Mike Bird said the 2026 local election campaign in Walsall Council was toxic, using one of his strongest public descriptions of the borough contest. The senior Walsall councillor and former council leader said it was the worst campaign he had been involved in in nearly half a century.
Mike Bird and Walsall Council
Bird’s comments place the tone of the 2026 campaign at the centre of the story. He said the contest was the worst he had seen over nearly half a century, and his long involvement gives that judgment unusual weight within Walsall politics.
He is not a new voice on the council. Bird had been leader of Walsall Council on six occasions, which means his assessment comes from someone who has already seen multiple election cycles inside the authority.
2026 local election campaign
The language Bird chose was direct. By calling the campaign toxic, he signalled that the issue was not just competition over seats, but the conduct of the borough-wide election itself.
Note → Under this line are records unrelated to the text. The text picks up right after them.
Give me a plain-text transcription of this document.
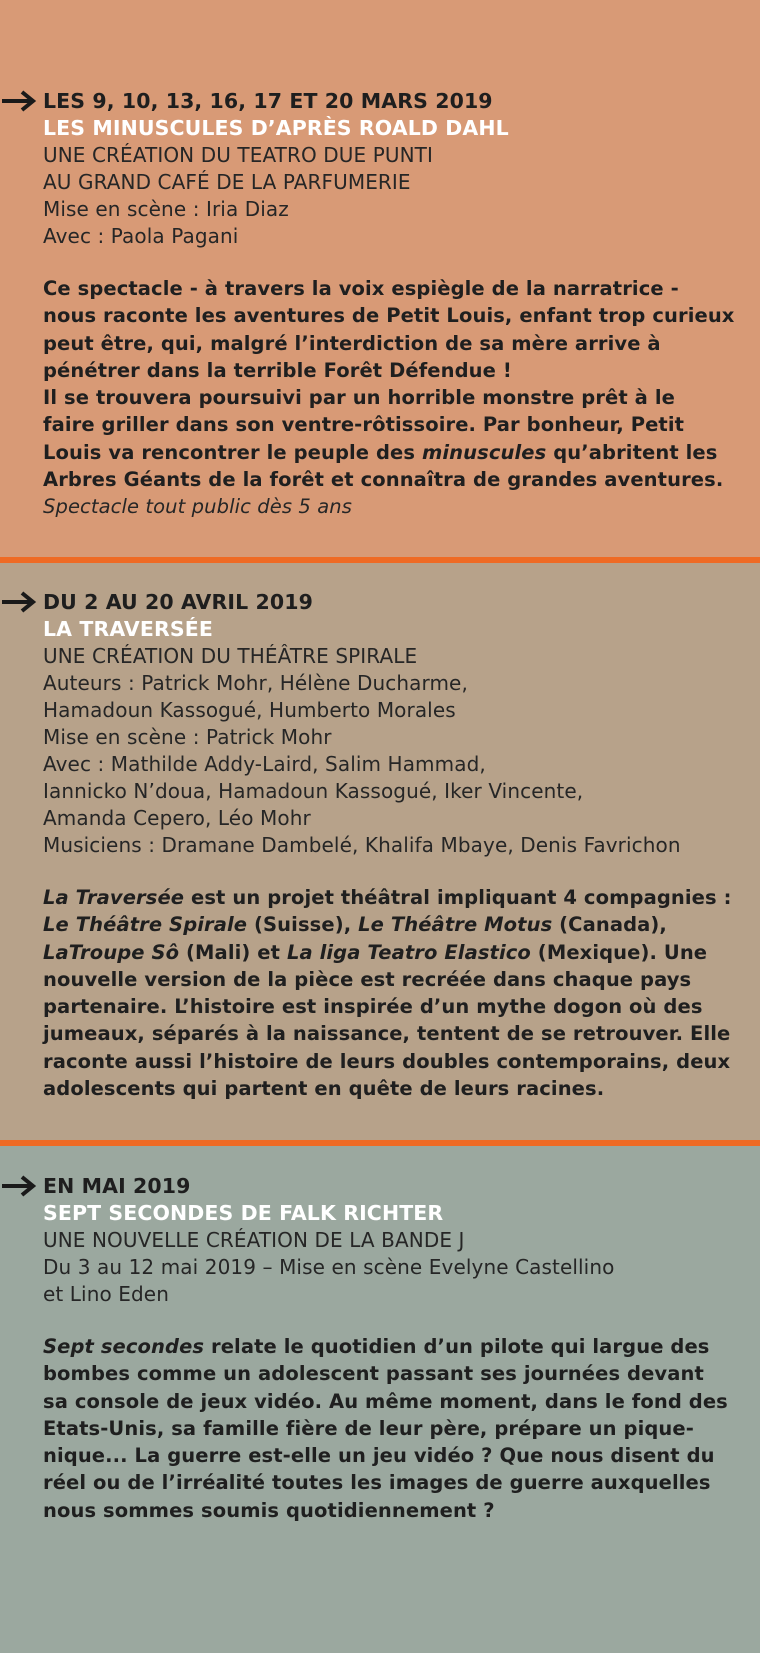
LES 9, 10, 13, 16, 17 ET 20 MARS 2019
LES MINUSCULES D’APRÈS ROALD DAHL
UNE CRÉATION DU TEATRO DUE PUNTI
AU GRAND CAFÉ DE LA PARFUMERIE
Mise en scène : Iria Diaz
Avec : Paola Pagani
Ce spectacle - à travers la voix espiègle de la narratrice -
nous raconte les aventures de Petit Louis, enfant trop curieux
peut être, qui, malgré l’interdiction de sa mère arrive à
pénétrer dans la terrible Forêt Défendue !
Il se trouvera poursuivi par un horrible monstre prêt à le
faire griller dans son ventre-rôtissoire. Par bonheur, Petit
Louis va rencontrer le peuple des minuscules qu’abritent les
Arbres Géants de la forêt et connaîtra de grandes aventures.
Spectacle tout public dès 5 ans
DU 2 AU 20 AVRIL 2019
LA TRAVERSÉE
UNE CRÉATION DU THÉÂTRE SPIRALE
Auteurs : Patrick Mohr, Hélène Ducharme,
Hamadoun Kassogué, Humberto Morales
Mise en scène : Patrick Mohr
Avec : Mathilde Addy-Laird, Salim Hammad,
Iannicko N’doua, Hamadoun Kassogué, Iker Vincente,
Amanda Cepero, Léo Mohr
Musiciens : Dramane Dambelé, Khalifa Mbaye, Denis Favrichon
La Traversée est un projet théâtral impliquant 4 compagnies :
Le Théâtre Spirale (Suisse), Le Théâtre Motus (Canada),
LaTroupe Sô (Mali) et La liga Teatro Elastico (Mexique). Une
nouvelle version de la pièce est recréée dans chaque pays
partenaire. L’histoire est inspirée d’un mythe dogon où des
jumeaux, séparés à la naissance, tentent de se retrouver. Elle
raconte aussi l’histoire de leurs doubles contemporains, deux
adolescents qui partent en quête de leurs racines.
EN MAI 2019
SEPT SECONDES DE FALK RICHTER
UNE NOUVELLE CRÉATION DE LA BANDE J
Du 3 au 12 mai 2019 – Mise en scène Evelyne Castellino
et Lino Eden
Sept secondes relate le quotidien d’un pilote qui largue des
bombes comme un adolescent passant ses journées devant
sa console de jeux vidéo. Au même moment, dans le fond des
Etats-Unis, sa famille fière de leur père, prépare un pique-
nique... La guerre est-elle un jeu vidéo ? Que nous disent du
réel ou de l’irréalité toutes les images de guerre auxquelles
nous sommes soumis quotidiennement ?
For voters, the immediate point is that one of the council’s most experienced figures has publicly judged the campaign tone against a long record of local political involvement. That leaves the campaign’s atmosphere as the central issue in his remarks, rather than any separate policy dispute.
Bird’s account also introduces the main friction in the story: the campaign is taking place in 2026, yet his comparison reaches back nearly half a century. That makes his criticism more than a passing complaint; it is a direct comparison with the full span of his own time in local politics.
What matters now is the assessment itself. Bird has set a clear standard for how he views the campaign, and his six terms as council leader give that description a level of authority few others in Walsall can match.